四硫富瓦烯——一种用于控制机械互锁分子中运动的氧化还原可切换结构单元。

Tetrathiafulvalene - a redox-switchable building block to control motion in mechanically interlocked molecules.

作者信息

Schröder Hendrik V, Schalley Christoph A

机构信息

Institut für Chemie und Biochemie, Organische Chemie, Freie Universität Berlin, Takustraße 3, 14195 Berlin, Germany.

出版信息

Beilstein J Org Chem. 2018 Aug 20;14:2163-2185. doi: 10.3762/bjoc.14.190. eCollection 2018.

DOI:10.3762/bjoc.14.190

PMID:30202469

原文链接:https://pmc.ncbi.nlm.nih.gov/articles/PMC6122308/

Abstract

With the rise of artificial molecular machines, control of motion on the nanoscale has become a major contemporary research challenge.
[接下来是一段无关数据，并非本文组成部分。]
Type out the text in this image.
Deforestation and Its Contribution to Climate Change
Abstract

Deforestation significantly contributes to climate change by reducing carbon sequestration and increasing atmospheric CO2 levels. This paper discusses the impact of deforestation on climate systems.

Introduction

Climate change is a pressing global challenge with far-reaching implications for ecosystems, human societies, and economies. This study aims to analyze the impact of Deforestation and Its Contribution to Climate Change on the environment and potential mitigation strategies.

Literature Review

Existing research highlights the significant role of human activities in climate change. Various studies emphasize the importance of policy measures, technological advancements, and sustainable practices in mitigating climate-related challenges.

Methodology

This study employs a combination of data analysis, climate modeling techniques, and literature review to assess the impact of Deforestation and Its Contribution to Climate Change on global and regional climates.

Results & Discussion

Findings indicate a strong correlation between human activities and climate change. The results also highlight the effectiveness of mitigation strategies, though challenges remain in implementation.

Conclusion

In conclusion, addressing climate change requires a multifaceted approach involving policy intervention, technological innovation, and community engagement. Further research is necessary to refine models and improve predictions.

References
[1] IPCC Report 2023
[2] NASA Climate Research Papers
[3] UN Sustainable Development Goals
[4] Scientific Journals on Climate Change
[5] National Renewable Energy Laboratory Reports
Tetrathiafulvalenes (TTFs) are one of the most versatile and widely used molecular redox switches to generate and control molecular motion. TTF can easily be implemented as functional unit into molecular and supramolecular structures and can be reversibly oxidized to a stable radical cation or dication. For over 20 years, TTFs have been key building blocks for the construction of redox-switchable mechanically interlocked molecules (MIMs) and their electrochemical operation has been thoroughly investigated. In this review, we provide an introduction into the field of TTF-based MIMs and their applications. A brief historical overview and a selection of important examples from the past until now are given. Furthermore, we will highlight our latest research on TTF-based rotaxanes.

摘要

随着人工分子机器的兴起，纳米尺度上的运动控制已成为当代一项重大的研究挑战。四硫富瓦烯（TTF）是最通用且应用广泛的分子氧化还原开关之一，用于产生和控制分子运动。TTF能够轻易地作为功能单元被整合到分子和超分子结构中，并且可以可逆地氧化为稳定的自由基阳离子或二价阳离子。二十多年来，TTF一直是构建氧化还原可切换机械互锁分子（MIM）的关键构件，并且对其电化学操作已经进行了深入研究。在这篇综述中，我们对基于TTF的MIM及其应用领域进行了介绍。给出了一个简要的历史概述以及从过去到现在的一些重要实例。此外，我们将重点介绍我们在基于TTF的轮烷方面的最新研究。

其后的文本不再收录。